Seorang remaja berinisial YY (17) kini diamankan oleh Satuan Reserse Kriminal (Sat Reskrim) Polres Merauke karena diduga sebagai pelaku penikaman yang menyebabkan korban meninggal dunia.
Kapolres Merauke AKBP Leonardo Yoga melalui Kasat Reskrim AKP Anugrah S. Dharmawan menjelaskan, korban berinisial LBB (14) mengalami enam luka tusuk di bagian punggung.

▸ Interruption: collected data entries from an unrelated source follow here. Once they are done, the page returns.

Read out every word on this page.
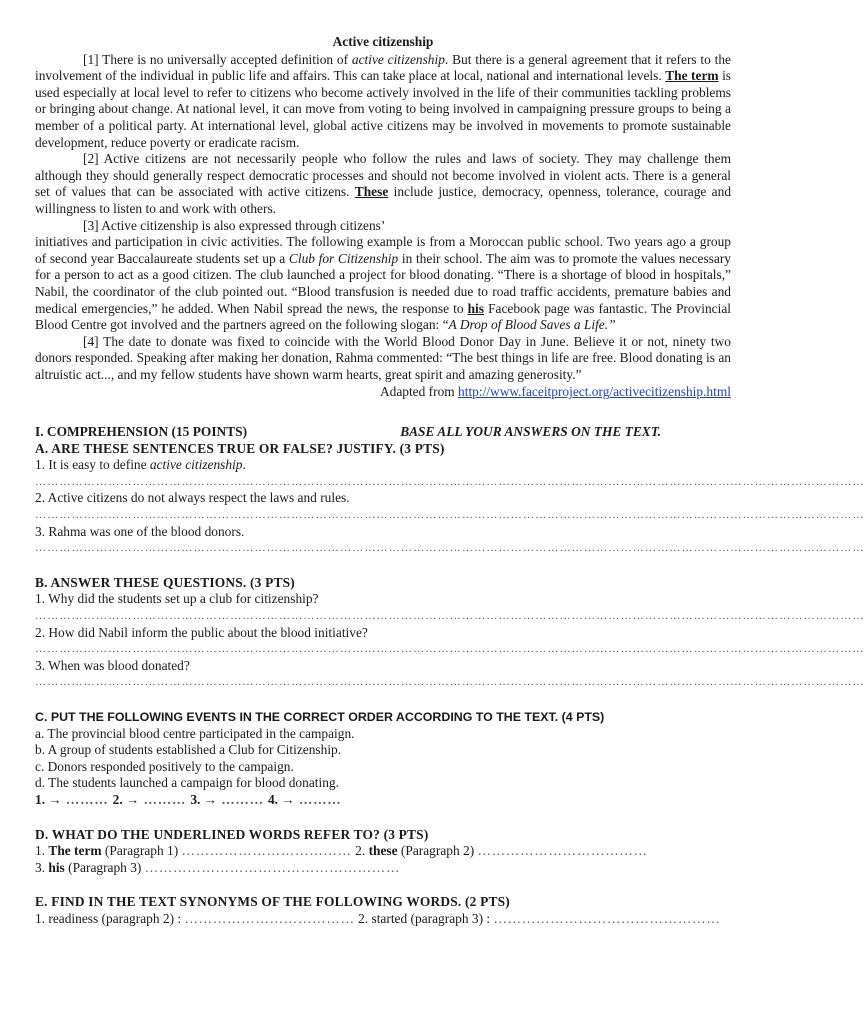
Active citizenship

[1] There is no universally accepted definition of active citizenship. But there is a general agreement that it refers to the involvement of the individual in public life and affairs. This can take place at local, national and international levels. The term is used especially at local level to refer to citizens who become actively involved in the life of their communities tackling problems or bringing about change. At national level, it can move from voting to being involved in campaigning pressure groups to being a member of a political party. At international level, global active citizens may be involved in movements to promote sustainable development, reduce poverty or eradicate racism.

[2] Active citizens are not necessarily people who follow the rules and laws of society. They may challenge them although they should generally respect democratic processes and should not become involved in violent acts. There is a general set of values that can be associated with active citizens. These include justice, democracy, openness, tolerance, courage and willingness to listen to and work with others.

[3] Active citizenship is also expressed through citizens’

initiatives and participation in civic activities. The following example is from a Moroccan public school. Two years ago a group of second year Baccalaureate students set up a Club for Citizenship in their school. The aim was to promote the values necessary for a person to act as a good citizen. The club launched a project for blood donating. “There is a shortage of blood in hospitals,” Nabil, the coordinator of the club pointed out. “Blood transfusion is needed due to road traffic accidents, premature babies and medical emergencies,” he added. When Nabil spread the news, the response to his Facebook page was fantastic. The Provincial Blood Centre got involved and the partners agreed on the following slogan: “A Drop of Blood Saves a Life.”

[4] The date to donate was fixed to coincide with the World Blood Donor Day in June. Believe it or not, ninety two donors responded. Speaking after making her donation, Rahma commented: “The best things in life are free. Blood donating is an altruistic act..., and my fellow students have shown warm hearts, great spirit and amazing generosity.”

Adapted from http://www.faceitproject.org/activecitizenship.html

I. COMPREHENSION (15 POINTS)	BASE ALL YOUR ANSWERS ON THE TEXT.

A. ARE THESE SENTENCES TRUE OR FALSE? JUSTIFY. (3 PTS)

1. It is easy to define active citizenship.

……………………………………………………………………………………………………………………………………………………………………………………

2. Active citizens do not always respect the laws and rules.

……………………………………………………………………………………………………………………………………………………………………………………

3. Rahma was one of the blood donors.

……………………………………………………………………………………………………………………………………………………………………………………

B. ANSWER THESE QUESTIONS. (3 PTS)

1. Why did the students set up a club for citizenship?

……………………………………………………………………………………………………………………………………………………………………………………

2. How did Nabil inform the public about the blood initiative?

……………………………………………………………………………………………………………………………………………………………………………………

3. When was blood donated?

……………………………………………………………………………………………………………………………………………………………………………………

C. PUT THE FOLLOWING EVENTS IN THE CORRECT ORDER ACCORDING TO THE TEXT. (4 PTS)

a. The provincial blood centre participated in the campaign.

b. A group of students established a Club for Citizenship.

c. Donors responded positively to the campaign.

d. The students launched a campaign for blood donating.

1. → ……… 2. → ……… 3. → ……… 4. → ………

D. WHAT DO THE UNDERLINED WORDS REFER TO? (3 PTS)

1. The term (Paragraph 1) ……………………………… 2. these (Paragraph 2) ………………………………

3. his (Paragraph 3) ………………………………………………

E. FIND IN THE TEXT SYNONYMS OF THE FOLLOWING WORDS. (2 PTS)

1. readiness (paragraph 2) : ……………………………… 2. started (paragraph 3) : …………………………………………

“Korban sempat dibawa ke rumah sakit untuk mendapatkan pertolongan medis, namun nyawanya tidak tertolong,” ujar Kasat Reskrim.
Rekaman CCTV Jadi Kunci
Kasus ini terungkap setelah penyidik melakukan penyelidikan mendalam usai menerima laporan dari keluarga korban dengan nomor laporan LP/B/46/II/2026/SPKT/Res Merauke/Polda Papua.
Dalam proses penyelidikan, polisi menemukan petunjuk penting dari rekaman CCTV di IGD RSUD Merauke.
Rekaman tersebut memperlihatkan dua orang yang membawa korban ke rumah sakit.
Dari rekaman itu, penyidik kemudian melakukan identifikasi hingga akhirnya mengarah kepada seorang remaja berinisial YY (17).
Tim Buser Sat Reskrim Polres Merauke kemudian bergerak cepat mengamankan yang bersangkutan.
Saat ini terduga pelaku telah diamankan di Rumah Tahanan Polres Merauke untuk menjalani proses hukum lebih lanjut.
Atas perbuatannya, pelaku dijerat dengan Pasal 80 Ayat (3) Undang-Undang Nomor 23 Tahun 2002 tentang Perlindungan Anak tentang kekerasan terhadap anak yang menyebabkan kematian.
Penyidik masih terus mendalami motif kejadian serta kemungkinan adanya pihak lain yang terlibat dalam peristiwa tersebut.
Polisi juga mengimbau masyarakat untuk meningkatkan pengawasan terhadap anak-anak serta menjaga keamanan lingkungan agar kejadian serupa tidak kembali terjadi.